La poésie de Gnoussira Analla est une dramaturgie de mots et d’images ; elle recherche l’hymne d’un nouvel-être-au-monde comme unique souffle qui rallie l’être à lui-même, l’unique chemin qui conduise dans les dédales de l’inconnu, de l’inconnaissable, de l’insaisissable et de l’ignorance. Ses nombreux recueils encore inédits : A Tue-tête, Transhumance,Génération spontanée, Abracadabra, etc. autorisent l’appréhension du projet d’une poésie qui laisse tout se dissiper dans le souffle même du poème pour donner libre cours à une exaltation symbolique du langage.
Génération spontanée
Planning familial, contraception individuelle…
Nous sommes les enfants terribles
de l’holocauste programmé
Géniteur et ordinateur ne font pas bon ménage
Nous avons choisi notre camp
au diable les adeptes du quand
Génération du plaisir de l’anticonformisme
des émotions fortes et du suicide à retardement
La drogue nous monte à la tête
et le mal du siècle nous fait la part belle
Nous ne fûmes pas nés pour connaître
les joies d’être grands-parents
Nous voici les sanglés du ventre
Les cinglés à contre-cœur
bandés comme des chevaux en rut.
Marathoniens à toute épreuve
nous battons tous les records de témérité
autant que de manque d’assurance
Mais on s’en fout tant qu’il y a la quête !
Que voulez-vous qu’on fasse de vieux prophètes
de malheur et des assassins de la fête ?
Ils n’ont pas eu la vie facile, ils sont bien aigris
comme une collision de pétanque !
On nous dit que l’avenir nous appartient
nous l’assumons comme un suicide
Chacun a le droit de choisir sa voie
nous voici génération de la déperdition !
Pas besoin que des loques vivantes
nous fassent la morale
Nous avons économisé plein de larmes
pour le dernier face-à-face avec la vie
Quand en ce jour de catastrophe
l’alerte sera donnée
nous répondrons présents sans rechigner
Avec tout notre cortège de bonnes intentions
et notre attirail de porte-malheur au grand complet.
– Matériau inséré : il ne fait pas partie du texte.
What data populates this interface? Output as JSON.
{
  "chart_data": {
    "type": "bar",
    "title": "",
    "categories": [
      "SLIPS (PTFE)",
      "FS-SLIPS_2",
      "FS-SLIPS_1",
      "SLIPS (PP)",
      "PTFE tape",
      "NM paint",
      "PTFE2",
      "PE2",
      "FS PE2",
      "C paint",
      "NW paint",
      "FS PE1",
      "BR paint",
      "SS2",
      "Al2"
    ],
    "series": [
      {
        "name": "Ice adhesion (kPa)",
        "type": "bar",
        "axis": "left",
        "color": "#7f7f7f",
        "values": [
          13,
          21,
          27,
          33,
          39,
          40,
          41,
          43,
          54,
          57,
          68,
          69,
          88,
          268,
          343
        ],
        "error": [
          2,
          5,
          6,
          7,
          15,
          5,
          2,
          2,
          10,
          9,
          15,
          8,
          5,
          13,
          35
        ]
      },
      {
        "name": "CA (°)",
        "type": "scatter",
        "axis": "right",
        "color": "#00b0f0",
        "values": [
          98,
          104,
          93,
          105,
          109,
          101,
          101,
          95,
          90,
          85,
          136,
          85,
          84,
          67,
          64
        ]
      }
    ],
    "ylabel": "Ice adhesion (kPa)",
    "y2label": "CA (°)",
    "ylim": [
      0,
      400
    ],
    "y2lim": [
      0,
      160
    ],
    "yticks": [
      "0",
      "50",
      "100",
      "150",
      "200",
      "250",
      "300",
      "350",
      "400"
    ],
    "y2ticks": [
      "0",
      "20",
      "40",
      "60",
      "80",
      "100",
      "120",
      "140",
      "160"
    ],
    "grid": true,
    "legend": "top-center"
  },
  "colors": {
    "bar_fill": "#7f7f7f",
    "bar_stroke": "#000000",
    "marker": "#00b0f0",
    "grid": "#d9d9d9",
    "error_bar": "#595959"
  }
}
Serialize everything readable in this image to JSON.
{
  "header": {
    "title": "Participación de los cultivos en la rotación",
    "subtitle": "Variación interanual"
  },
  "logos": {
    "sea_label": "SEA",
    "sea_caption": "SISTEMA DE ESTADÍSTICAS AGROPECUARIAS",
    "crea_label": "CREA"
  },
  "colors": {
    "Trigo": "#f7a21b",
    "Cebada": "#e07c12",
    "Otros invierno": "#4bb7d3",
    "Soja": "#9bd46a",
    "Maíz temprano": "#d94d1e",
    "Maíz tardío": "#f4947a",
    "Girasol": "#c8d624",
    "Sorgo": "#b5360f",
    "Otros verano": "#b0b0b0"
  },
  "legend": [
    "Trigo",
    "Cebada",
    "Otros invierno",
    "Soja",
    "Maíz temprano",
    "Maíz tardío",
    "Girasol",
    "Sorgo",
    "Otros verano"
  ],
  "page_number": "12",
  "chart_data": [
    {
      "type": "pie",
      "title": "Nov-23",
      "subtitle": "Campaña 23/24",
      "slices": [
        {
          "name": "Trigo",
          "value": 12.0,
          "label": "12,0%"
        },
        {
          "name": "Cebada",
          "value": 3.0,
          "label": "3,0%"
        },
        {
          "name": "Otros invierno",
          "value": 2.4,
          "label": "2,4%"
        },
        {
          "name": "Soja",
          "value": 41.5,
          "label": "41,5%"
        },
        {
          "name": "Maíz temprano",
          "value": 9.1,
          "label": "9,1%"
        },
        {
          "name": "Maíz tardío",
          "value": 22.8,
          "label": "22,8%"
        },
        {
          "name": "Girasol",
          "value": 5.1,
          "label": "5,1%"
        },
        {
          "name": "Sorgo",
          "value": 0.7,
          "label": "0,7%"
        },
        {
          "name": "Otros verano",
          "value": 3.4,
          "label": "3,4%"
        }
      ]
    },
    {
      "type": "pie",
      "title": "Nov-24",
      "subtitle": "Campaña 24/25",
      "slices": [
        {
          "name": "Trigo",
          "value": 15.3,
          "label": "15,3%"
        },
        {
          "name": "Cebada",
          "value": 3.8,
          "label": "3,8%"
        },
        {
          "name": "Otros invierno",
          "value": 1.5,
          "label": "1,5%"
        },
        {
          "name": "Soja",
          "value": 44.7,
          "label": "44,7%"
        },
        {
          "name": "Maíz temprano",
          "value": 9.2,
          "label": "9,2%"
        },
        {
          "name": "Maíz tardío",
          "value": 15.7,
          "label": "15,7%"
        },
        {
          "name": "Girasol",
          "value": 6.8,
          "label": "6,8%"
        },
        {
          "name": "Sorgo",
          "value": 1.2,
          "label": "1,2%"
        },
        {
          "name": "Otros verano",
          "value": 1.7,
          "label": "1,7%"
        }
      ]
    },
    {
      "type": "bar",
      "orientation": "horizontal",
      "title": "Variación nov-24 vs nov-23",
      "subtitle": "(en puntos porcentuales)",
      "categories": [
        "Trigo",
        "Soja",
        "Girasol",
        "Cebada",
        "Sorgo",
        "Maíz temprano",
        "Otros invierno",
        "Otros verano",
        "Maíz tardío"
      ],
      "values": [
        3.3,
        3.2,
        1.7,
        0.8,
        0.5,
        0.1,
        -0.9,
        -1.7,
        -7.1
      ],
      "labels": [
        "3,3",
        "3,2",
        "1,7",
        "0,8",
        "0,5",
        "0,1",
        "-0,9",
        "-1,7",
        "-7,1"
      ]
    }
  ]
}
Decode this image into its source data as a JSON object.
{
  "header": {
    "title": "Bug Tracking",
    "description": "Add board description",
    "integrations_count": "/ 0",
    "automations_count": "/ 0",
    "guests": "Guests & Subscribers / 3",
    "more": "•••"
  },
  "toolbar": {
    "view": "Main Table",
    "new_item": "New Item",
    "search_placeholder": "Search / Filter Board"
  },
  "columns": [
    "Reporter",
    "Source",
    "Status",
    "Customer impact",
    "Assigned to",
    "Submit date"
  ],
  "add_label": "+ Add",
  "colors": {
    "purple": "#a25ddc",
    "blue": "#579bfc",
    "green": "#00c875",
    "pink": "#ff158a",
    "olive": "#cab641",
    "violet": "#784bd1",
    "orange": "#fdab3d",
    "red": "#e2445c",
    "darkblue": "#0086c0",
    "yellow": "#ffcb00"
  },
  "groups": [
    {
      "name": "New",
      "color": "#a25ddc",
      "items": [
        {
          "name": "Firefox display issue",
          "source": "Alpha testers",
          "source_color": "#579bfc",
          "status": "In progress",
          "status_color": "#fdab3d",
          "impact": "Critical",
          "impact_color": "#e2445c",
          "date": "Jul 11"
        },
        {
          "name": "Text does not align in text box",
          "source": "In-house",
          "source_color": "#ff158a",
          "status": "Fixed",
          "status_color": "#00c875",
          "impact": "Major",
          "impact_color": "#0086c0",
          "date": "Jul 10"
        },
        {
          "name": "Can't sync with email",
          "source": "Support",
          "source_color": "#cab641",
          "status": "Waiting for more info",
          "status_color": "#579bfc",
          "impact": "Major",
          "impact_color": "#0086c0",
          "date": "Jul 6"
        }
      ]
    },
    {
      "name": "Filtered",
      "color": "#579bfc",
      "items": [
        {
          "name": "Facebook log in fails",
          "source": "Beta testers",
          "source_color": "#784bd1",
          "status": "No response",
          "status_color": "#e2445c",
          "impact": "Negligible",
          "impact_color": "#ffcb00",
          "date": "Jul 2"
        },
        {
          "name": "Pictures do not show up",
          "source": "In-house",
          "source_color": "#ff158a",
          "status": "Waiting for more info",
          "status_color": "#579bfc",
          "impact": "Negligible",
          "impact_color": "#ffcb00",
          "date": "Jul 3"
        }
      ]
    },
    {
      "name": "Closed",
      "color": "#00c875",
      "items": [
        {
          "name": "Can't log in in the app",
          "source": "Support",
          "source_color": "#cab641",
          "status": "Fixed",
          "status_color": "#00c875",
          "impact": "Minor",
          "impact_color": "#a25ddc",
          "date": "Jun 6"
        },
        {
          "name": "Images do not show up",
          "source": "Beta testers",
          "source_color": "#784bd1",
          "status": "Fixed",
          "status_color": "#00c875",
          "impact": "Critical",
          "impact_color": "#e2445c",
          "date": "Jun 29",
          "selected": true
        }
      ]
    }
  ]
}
Et nous dépasserons la femme en sanglot
sur son sort sans nom
au nom de quelle vie ratée elle ne sait
et nous raillerons le môme à l’abandon déjà
groggy sous l’effet de la trahison
et nous bousculerons le pauvre lourdaud
qui se prend pour Rambo.
Génération Kamikaze en route
pour la dernière revue
jeunes nous mourrons pour avoir vécu
Génération de la croix
Génération de la énième venue !
Gnoussira Analla
Nègre en papier
Nous ne sommes pas nés
de l’holocauste de la négritude
Nos origines se mesurent aux faveurs des bidonvilles
Aux lassitudes des bantoustans
On nous reconnaît à notre odeur qu’est pas d’ici
Nous tentons le peloton d’exécution
au nom de la survie
Nous ne protestons pas
Nous testifions
Nous pestiférons
Pour nourrir les débats politiques
A défaut de prendre la bastille
Nous prenons notre conscience
Intègre de tout silence
La vie à demi-mot
A huis clos
Nous restitue mot à maux
Elle nous embrase nous encombre
Nous qui avons su dompter la faim
Et assassiner la fête nous dont la vie
Traîne par terre – navire de terre –
Vers de terre mes frères, vivre c’est quoi même ?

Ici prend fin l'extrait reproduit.